MaskCO: Masked Generation Drives Effective Representation Learning and Exploiting for Combinatorial Optimization

Neural Combinatorial Optimization (NCO) has long been anchored in paradigms such as solution construction or improvement that treat the solution as a monolithic reference, squandering the rich local decision patterns embedded in high-quality solutions. Inspired by the scalability of self-supervised pretraining in language and vision, we propose a shift in perspective: Can combinatorial optimization adopt a fundamental training paradigm to enable scalable representation learning? We introduce MaskCO, a masked generation approach that reframes learning to optimize as self-supervised learning on given reference solutions.
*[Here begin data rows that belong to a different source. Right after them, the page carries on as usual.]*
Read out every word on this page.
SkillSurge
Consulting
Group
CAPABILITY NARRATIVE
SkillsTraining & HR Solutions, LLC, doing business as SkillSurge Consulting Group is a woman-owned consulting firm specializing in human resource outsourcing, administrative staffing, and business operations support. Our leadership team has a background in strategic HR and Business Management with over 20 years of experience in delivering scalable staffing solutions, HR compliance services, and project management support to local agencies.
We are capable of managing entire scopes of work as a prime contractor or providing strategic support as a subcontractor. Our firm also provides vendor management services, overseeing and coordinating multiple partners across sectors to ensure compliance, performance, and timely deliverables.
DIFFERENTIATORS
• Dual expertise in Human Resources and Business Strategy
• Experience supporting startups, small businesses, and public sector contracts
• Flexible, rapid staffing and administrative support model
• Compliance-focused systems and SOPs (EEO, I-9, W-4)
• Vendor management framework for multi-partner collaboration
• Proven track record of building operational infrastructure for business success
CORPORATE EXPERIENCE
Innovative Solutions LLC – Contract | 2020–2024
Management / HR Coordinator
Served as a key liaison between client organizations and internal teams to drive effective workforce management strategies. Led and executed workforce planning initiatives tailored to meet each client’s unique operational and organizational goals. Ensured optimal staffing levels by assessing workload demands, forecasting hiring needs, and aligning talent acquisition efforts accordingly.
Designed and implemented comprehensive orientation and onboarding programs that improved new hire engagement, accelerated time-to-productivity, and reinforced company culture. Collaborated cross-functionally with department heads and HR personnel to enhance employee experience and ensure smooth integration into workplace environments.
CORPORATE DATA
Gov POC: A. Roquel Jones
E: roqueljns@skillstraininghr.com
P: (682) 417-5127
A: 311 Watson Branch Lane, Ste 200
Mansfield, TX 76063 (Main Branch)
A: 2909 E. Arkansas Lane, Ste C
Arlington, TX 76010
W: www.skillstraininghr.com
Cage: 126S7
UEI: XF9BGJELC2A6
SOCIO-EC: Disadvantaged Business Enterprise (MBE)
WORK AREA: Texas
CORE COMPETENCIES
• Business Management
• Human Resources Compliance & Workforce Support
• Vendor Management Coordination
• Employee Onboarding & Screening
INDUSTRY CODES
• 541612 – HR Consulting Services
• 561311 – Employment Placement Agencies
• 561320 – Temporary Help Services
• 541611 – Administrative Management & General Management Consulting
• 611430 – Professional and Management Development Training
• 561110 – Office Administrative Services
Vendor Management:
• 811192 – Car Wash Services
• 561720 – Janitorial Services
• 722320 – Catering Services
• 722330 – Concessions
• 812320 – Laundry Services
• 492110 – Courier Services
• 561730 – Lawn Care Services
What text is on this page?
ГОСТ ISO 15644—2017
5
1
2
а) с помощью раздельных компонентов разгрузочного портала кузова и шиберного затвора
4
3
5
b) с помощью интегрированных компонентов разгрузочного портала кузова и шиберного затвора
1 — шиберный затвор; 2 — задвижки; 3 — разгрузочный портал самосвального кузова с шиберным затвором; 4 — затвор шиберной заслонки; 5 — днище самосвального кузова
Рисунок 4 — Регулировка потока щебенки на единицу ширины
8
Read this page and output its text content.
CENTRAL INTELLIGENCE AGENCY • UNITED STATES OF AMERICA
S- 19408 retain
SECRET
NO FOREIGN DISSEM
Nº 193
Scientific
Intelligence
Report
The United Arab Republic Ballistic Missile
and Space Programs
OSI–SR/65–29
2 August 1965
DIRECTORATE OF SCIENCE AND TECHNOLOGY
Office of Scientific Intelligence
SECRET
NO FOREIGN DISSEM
By strategically masking portions of optimal solutions and training models to recover the missing content, MaskCO turns a single instance-solution pair into a multitude of local learning signals, forcing the model to internalize fine-grained structural dependencies. At inference time, we employ a mask-and-reconstruct procedure, i.e., a refinement loop that iteratively masks variables and regenerates them to progressively improve solution quality. Our findings show that these learned representations are highly transferable, facilitating effective fine-tuning and boosting the performance of alternative inference approaches. Experimental results demonstrate that MaskCO achieves remarkable performance improvements over previous state-of-the-art neural solvers, reducing the optimality gap by more than 99% and achieving a 10x speedup on problems such as the Travelling Salesman Problem (TSP).